Snail is indispensable for stress fiber formation, cell morphological changes, and enhanced cell motility induced by TGF-β

Snail and Slug belong to the zinc-finger family transcription factors and are known to be involved in EMT (21). Here, we examined the roles of Snail and Slug in TGF-β–induced EMT using A549 lung adenocarcinoma cells. Snail or Slug was knocked down using siRNA duplexes, and the knockdown was verified by immunoblotting (Fig. 1A). As we previously reported, knockdown of Slug resulted in upregulation of Snail (22), whereas knockdown of Snail slightly repressed Slug expression. Under these conditions, various cellular responses induced by TGF-β were examined (Fig. 1, B–E). Knockdown of Snail attenuated TGF-β–induced cell morphological changes (Fig. 1B), stress fiber formation (Fig. 1C), and cell motility (Fig. 1D) but not E-cadherin downregulation (Fig. 1A) or cytostasis (Fig. 1E). A similar effect of Snail knockdown on stress fiber formation was observed in PANC-1 pancreatic cancer cells (Fig. S1A). By contrast, knockdown of Slug did not affect all of these cell responses. Therefore, we subsequently focused on the role of Snail in cell responses induced by TGF-β.

Figure 1.

Effects of Slug or Snail knockdown on cell responses induced by TGF-β. A–E, A549 cells were transfected with two different siRNAs against Slug (#1 or #2), Snail (#1 or #2), or control siRNA. After 48 h, cells were stimulated with 1 ng/ml of TGF-β1 for the indicated time. A, expression of E-cadherin, Slug, or Snail was determined by immunoblotting; α-tubulin was used as a loading control. B, light microscopic images. C, formation of actin stress fibers. F-actin was stained using Rhodamine phalloidin. D, chamber migration assay. TGF-β stimulation for 12 h. Quantification is shown on the right. Error bars represent the SD (n = 5). The p values were determined by Dunnett’s multiple comparison test ∗p < 0.01. E, cell proliferation evaluated by cell number counting (triplicate determination). The p values were determined by Student's t test. ∗p < 0.05; ∗∗p < 0.01. TGF-β1 was added on day 2. Scale bars: 100 μm (B–D). One representative result from two independent experiments is shown (B–E). TGF-β, transforming growth factor-β.

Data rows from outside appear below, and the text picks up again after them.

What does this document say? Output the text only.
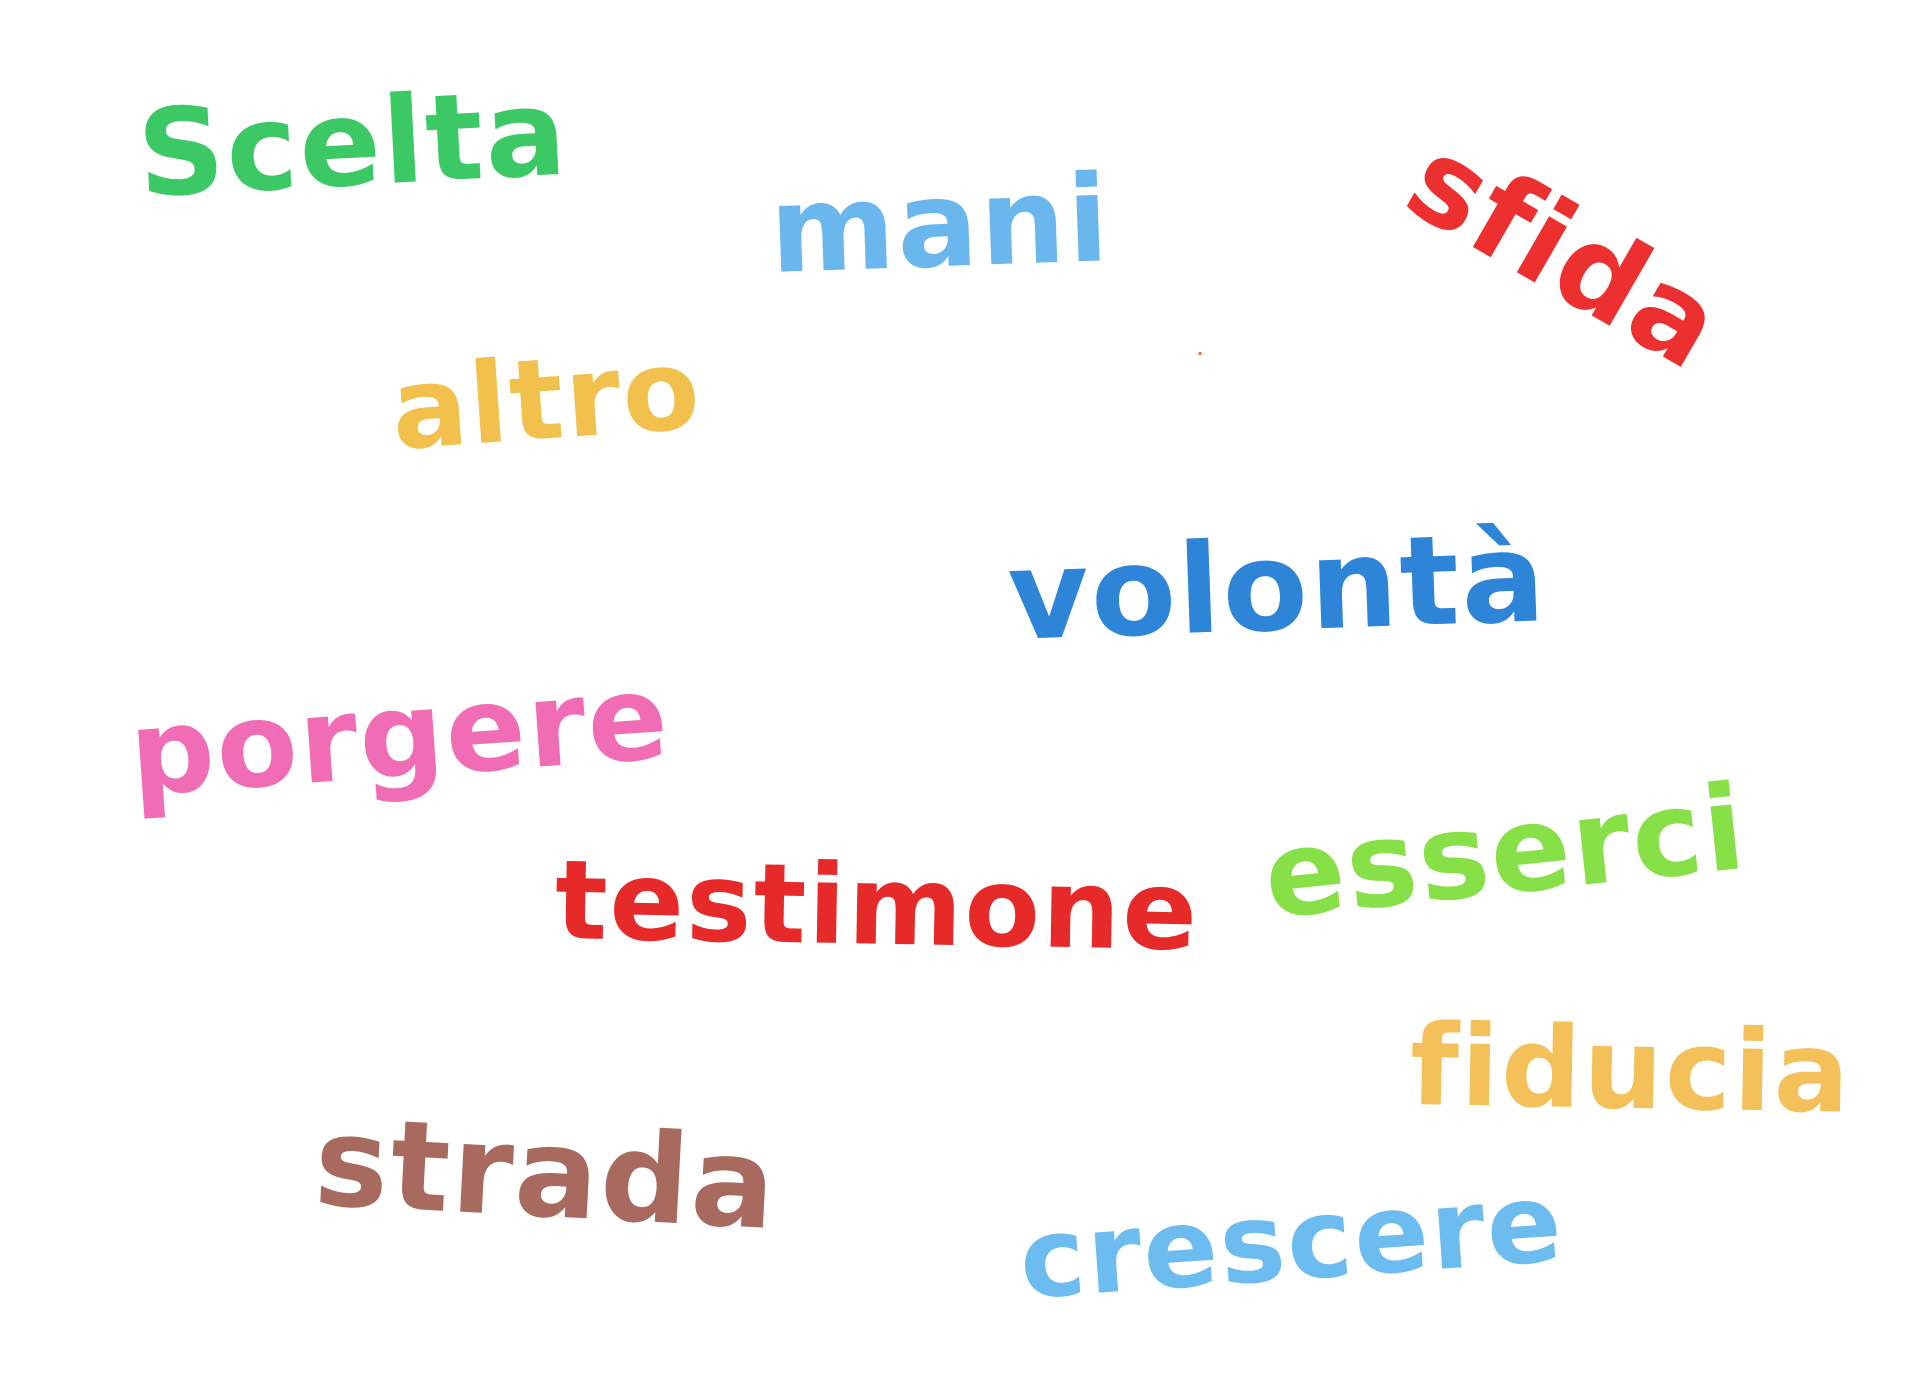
Scelta

mani sfida

altro

volontà

porgere

testimone esserci

fiducia

strada crescere
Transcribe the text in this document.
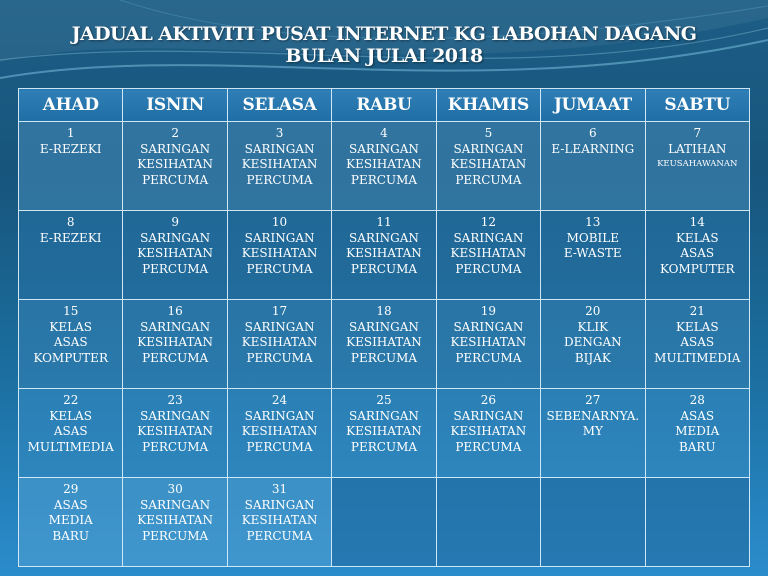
JADUAL AKTIVITI PUSAT INTERNET KG LABOHAN DAGANG
BULAN JULAI 2018
AHAD	ISNIN	SELASA	RABU	KHAMIS	JUMAAT	SABTU

1
E-REZEKI	2
SARINGAN
KESIHATAN
PERCUMA	3
SARINGAN
KESIHATAN
PERCUMA	4
SARINGAN
KESIHATAN
PERCUMA	5
SARINGAN
KESIHATAN
PERCUMA	6
E-LEARNING	7
LATIHAN
KEUSAHAWANAN

8
E-REZEKI	9
SARINGAN
KESIHATAN
PERCUMA	10
SARINGAN
KESIHATAN
PERCUMA	11
SARINGAN
KESIHATAN
PERCUMA	12
SARINGAN
KESIHATAN
PERCUMA	13
MOBILE
E-WASTE	14
KELAS
ASAS
KOMPUTER

15
KELAS
ASAS
KOMPUTER	16
SARINGAN
KESIHATAN
PERCUMA	17
SARINGAN
KESIHATAN
PERCUMA	18
SARINGAN
KESIHATAN
PERCUMA	19
SARINGAN
KESIHATAN
PERCUMA	20
KLIK
DENGAN
BIJAK	21
KELAS
ASAS
MULTIMEDIA

22
KELAS
ASAS
MULTIMEDIA	23
SARINGAN
KESIHATAN
PERCUMA	24
SARINGAN
KESIHATAN
PERCUMA	25
SARINGAN
KESIHATAN
PERCUMA	26
SARINGAN
KESIHATAN
PERCUMA	27
SEBENARNYA.
MY	28
ASAS
MEDIA
BARU

29
ASAS
MEDIA
BARU	30
SARINGAN
KESIHATAN
PERCUMA	31
SARINGAN
KESIHATAN
PERCUMA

Snail expression is not sufficient for cell morphological changes, stress fiber formation, or cell motility induced by TGF-β

EMT-associated cell responses affected by Snail knockdown in A549 cells (Fig. 1, cell morphological changes, stress fiber formation, and cell motility) are all dependent on Smad3 (11). Therefore, we examined how Smad3 modulates the Snail pathway to induce stress fiber formation, cell morphological changes, and cell motility enhancement. We first examined the induction of Snail protein in SMAD3-knockout A549 (A549-S3-KO) cells. In a previous report, the induction of Snail by TGF-β was found to be Smad3-dependent in renal tubular epithelial cells (23); we found that the induction was also Smad3-dependent in the A549 cells (Fig. 2A). We introduced exogenous Snail by lentiviral infection in A549-S3-KO cells and examined whether the Snail expression rescues TGF-β–induced cell responses. We selected two clones for further analyses: one clone expressing a higher level and another expressing a lower level of Snail protein compared with that of endogenous Snail induced by TGF-β (Fig. 2A). Expression of exogenous Snail did not induce spindle cell morphologies in A549-S3-KO cells; however, additional TGF-β stimulation induced robust cell morphological changes in these cells (Fig. 2B). Similarly, exogenous Snail expression failed to induce stress fiber formation, which was effectively facilitated by TGF-β stimulation (Fig. 2C). Therefore, the defect in TGF-β–induced cell morphological changes and stress fiber formation introduced by SMAD3-knockout were rescued by exogenous Snail expression, indicating that the role of Smad3 in these responses is to upregulate Snail protein expression. However, expression of Snail itself was not sufficient to induce cell morphological changes or stress fiber formation; additional TGF-β signaling other than the Smad3 pathway appears to be involved. By contrast, exogenous Snail failed to rescue the defect in enhancement of cell motility by TGF-β in A549-S3-KO cells (Fig. 2D). Some other branch(es) of Smad3-dependent signaling pathways are likely required for the cell motility enhancement. Collectively, these results show that Snail expression is indispensable but not sufficient for cell morphological changes, stress fiber formation, or cell motility enhancement induced by TGF-β.

Figure 2.

Exogenous Snail rescues the defect of TGF-β–induced cell morphological changes and stress fiber formation in SMAD3-knockout A549 cells. SMAD3-knockout A549 cells (A549-S3-KO) were infected with lentivirus carrying cDNA encoding HA-tagged Snail encoding cDNA. A–D, A549 cells, A549-S3-KO cells, or those expressing Snail were incubated in either the presence or absence of 1 ng/ml of TGF-β1 for the indicated time. A, immunoblot analysis of expression levels of Snail, phospho-Smad2/3, and E-cadherin; α-tubulin was used as a loading control. B, light microscopic images. C, formation of actin stress fibers. F-actin was stained using Rhodamine phalloidin. D, chamber migration assay. TGF-β stimulation for 12 h. Quantification is shown on the right. Error bars represent the SD (n = 5). The p values were determined by Student's t test. ∗p < 0.01. Scale bars: 100 μm (B–D). One representative result from two independent experiments is shown (B–D). TGF-β, transforming growth factor-β.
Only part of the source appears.